Concrete is the most widely used man-made construction material due to its affordability, durability, and widespread availability of its components[1] and a staggering 25 billion tons of concrete are produced each year [2]. The extensive utilization of concrete can be attributed to its advantageous properties, including its water resistance and plasticity [3].
Despite its high compressive strength, concrete has low tensile strength [4]. As a result, cracks can form in the tensile regions of structural elements, requiring the incorporation of materials with higher tensile strength into the concrete. Cracking can occur even before loads are applied to the structure, such as during the fresh state of concrete due to plastic shrinkage or settlement or during the hardened state due to drying-induced shrinkage or restricted thermal movements of the structural elements, making reinforced structures more susceptible to water infiltration and corrosion. As a result, structural interventions and repairs are often required and sometimes even unavoidable. Despite the affordable nature of concrete structures, their restoration costs can be substantial. In fact, repairing structures affected solely by reinforcement corrosion can range from 1.5–3.50% of the gross national product of both developed and developing countries [5].
In light of these challenges, there has been a growing interest in developing technologies that can enhance the durability of concrete structures. Research on the use of nanotechnology in concrete has also gained particular relevance, with a substantial increase in published studies observed in recent years [6, 7]. Among these technologies, the addition of fibers in concrete, as well as in other cementitious materials, improves their mechanical properties [8–12]. These improvements include increased resistance to tension after cracking and enhanced flexural toughness. The fibers mainly function in cracked areas, acting as “bridges” between the cracks, which helps transfer stress and enables the materials to absorb energy. Studies on the performance of fiber-reinforced concrete have utilized various types of fibers, including synthetic fibers such as steel [12–15], polypropylene fibers [15, 16], and natural fibers (e.g., bamboo and hemp) [17]. Therefore, expanding the diversity of fibers tested as reinforcement materials for crack control is crucial. Given that using fibers as concrete reinforcement to control cracking involves various processes (e.g., mixing fibers with fresh concrete, molding test specimens, and conducting mechanical property tests), computational models as tools for preselecting fibers can be highly advantageous and reduce time and material use by identifying inefficient fibers. Thus, machine learning (ML) models have been applied to assist the development of fiber-reinforced concrete [7, 18, 19]. ML uses computational methods and learning algorithms to make predictions of material properties based on available datasets and has been shown as a valuable tool to minimize time requirements or simplify complex processes in creating new materials. By employing these models, researchers and engineers can effectively preselect materials that are better suited and more efficient for their study or application, among other potential benefits.

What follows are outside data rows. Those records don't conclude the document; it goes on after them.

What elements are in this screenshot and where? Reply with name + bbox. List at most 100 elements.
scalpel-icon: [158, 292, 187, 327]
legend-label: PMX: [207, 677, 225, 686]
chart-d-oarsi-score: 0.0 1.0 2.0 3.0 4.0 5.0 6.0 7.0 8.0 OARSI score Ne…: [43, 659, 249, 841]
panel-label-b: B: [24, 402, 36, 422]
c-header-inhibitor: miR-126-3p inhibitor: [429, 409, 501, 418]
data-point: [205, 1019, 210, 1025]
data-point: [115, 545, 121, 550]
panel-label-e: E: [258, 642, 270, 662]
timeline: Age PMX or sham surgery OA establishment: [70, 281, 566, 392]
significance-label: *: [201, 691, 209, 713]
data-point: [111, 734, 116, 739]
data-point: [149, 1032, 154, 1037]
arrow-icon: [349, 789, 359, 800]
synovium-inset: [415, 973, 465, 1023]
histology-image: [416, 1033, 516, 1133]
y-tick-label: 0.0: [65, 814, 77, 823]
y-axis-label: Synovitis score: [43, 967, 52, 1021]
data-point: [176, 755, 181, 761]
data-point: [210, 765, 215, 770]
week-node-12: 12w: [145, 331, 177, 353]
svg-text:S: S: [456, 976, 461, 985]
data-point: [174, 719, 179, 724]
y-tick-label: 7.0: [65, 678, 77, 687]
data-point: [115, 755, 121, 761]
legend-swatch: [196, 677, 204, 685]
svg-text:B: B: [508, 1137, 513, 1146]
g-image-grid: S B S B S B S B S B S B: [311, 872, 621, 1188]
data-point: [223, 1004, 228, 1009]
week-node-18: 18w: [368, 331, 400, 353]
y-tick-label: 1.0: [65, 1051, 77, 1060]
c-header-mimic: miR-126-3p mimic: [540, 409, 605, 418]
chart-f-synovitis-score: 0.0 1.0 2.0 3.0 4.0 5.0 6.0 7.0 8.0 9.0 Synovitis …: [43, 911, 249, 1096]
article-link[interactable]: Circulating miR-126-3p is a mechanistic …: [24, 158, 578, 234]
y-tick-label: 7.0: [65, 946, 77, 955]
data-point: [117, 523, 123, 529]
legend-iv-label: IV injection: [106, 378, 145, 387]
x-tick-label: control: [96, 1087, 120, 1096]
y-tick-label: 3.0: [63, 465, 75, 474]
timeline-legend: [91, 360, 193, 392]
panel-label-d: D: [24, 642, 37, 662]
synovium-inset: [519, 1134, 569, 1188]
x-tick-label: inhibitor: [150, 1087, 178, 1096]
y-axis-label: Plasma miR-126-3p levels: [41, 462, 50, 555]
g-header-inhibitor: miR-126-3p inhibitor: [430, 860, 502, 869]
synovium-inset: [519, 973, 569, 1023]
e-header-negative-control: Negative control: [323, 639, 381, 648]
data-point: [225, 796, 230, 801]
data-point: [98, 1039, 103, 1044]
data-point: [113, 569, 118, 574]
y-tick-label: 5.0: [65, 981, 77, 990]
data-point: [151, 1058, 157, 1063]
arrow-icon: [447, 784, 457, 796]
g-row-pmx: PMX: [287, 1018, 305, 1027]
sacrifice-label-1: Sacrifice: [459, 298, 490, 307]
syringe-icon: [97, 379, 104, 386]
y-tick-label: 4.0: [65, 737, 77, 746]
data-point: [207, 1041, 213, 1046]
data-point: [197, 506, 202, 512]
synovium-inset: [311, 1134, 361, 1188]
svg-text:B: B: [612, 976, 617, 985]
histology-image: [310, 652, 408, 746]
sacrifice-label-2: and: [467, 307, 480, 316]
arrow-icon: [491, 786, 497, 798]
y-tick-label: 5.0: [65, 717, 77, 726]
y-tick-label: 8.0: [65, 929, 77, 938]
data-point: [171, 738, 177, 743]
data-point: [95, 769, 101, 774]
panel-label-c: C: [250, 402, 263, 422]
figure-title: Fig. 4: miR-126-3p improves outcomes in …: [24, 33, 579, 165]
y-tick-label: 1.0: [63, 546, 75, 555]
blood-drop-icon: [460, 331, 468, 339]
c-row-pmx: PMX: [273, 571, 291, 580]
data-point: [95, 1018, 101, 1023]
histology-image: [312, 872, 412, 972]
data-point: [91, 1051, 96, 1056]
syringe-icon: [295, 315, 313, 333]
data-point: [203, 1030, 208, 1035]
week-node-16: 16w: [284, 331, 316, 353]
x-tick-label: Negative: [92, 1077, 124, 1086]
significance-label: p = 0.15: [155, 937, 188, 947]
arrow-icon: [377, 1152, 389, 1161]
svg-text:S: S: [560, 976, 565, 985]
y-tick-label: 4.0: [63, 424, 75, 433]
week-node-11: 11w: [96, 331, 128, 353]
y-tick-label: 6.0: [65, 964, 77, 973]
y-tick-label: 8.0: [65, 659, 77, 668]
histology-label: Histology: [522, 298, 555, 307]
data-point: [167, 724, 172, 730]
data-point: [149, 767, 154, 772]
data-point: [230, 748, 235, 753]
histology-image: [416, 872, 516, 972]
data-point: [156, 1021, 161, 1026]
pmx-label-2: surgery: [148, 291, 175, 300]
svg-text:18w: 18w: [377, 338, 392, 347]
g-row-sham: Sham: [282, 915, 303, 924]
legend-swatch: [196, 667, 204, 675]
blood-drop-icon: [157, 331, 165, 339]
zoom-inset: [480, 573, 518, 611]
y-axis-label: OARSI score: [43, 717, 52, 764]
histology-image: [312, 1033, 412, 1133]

Despite the benefits of ML, the creation of a good and trustable ML model often requires a large amount of data, and many data sources may contain errors, missing values, or incomplete information, which can negatively impact the performance of machine learning models. Moreover, depending on the field of study or knowledge domain, collecting a large and diverse dataset may be impractical or expensive, limiting the development of robust models. A small and non-diverse dataset can also lead to the data imbalance problem, that is, some datasets may have an uneven distribution of samples, leading the model to be biased towards the majority samples and perform poorly on minority samples. Hence, techniques such as data augmentation[20, 21] and synthetic data generation[22, 23] have been used to improve data quality and to obtain adequate and representative training data for ML. Synthetic data are statistically generated from sample real data to produce higher data volume for ML models training and development. Civil engineering has been using synthetic data to develop ML models when the availability of real data is limited [24, 25], including predicting concrete properties and formulations [26, 27].
Therefore, due to limited data available regarding toughness in concrete incorporated with synthetic fibers, this work aimed to generate synthetic data and develop a ML models designed explicitly to assist in choosing fibers to be tested as reinforcement for cracking control and to select the best model or ML algorithm to predict the toughness factor of fiber-reinforced concrete elements.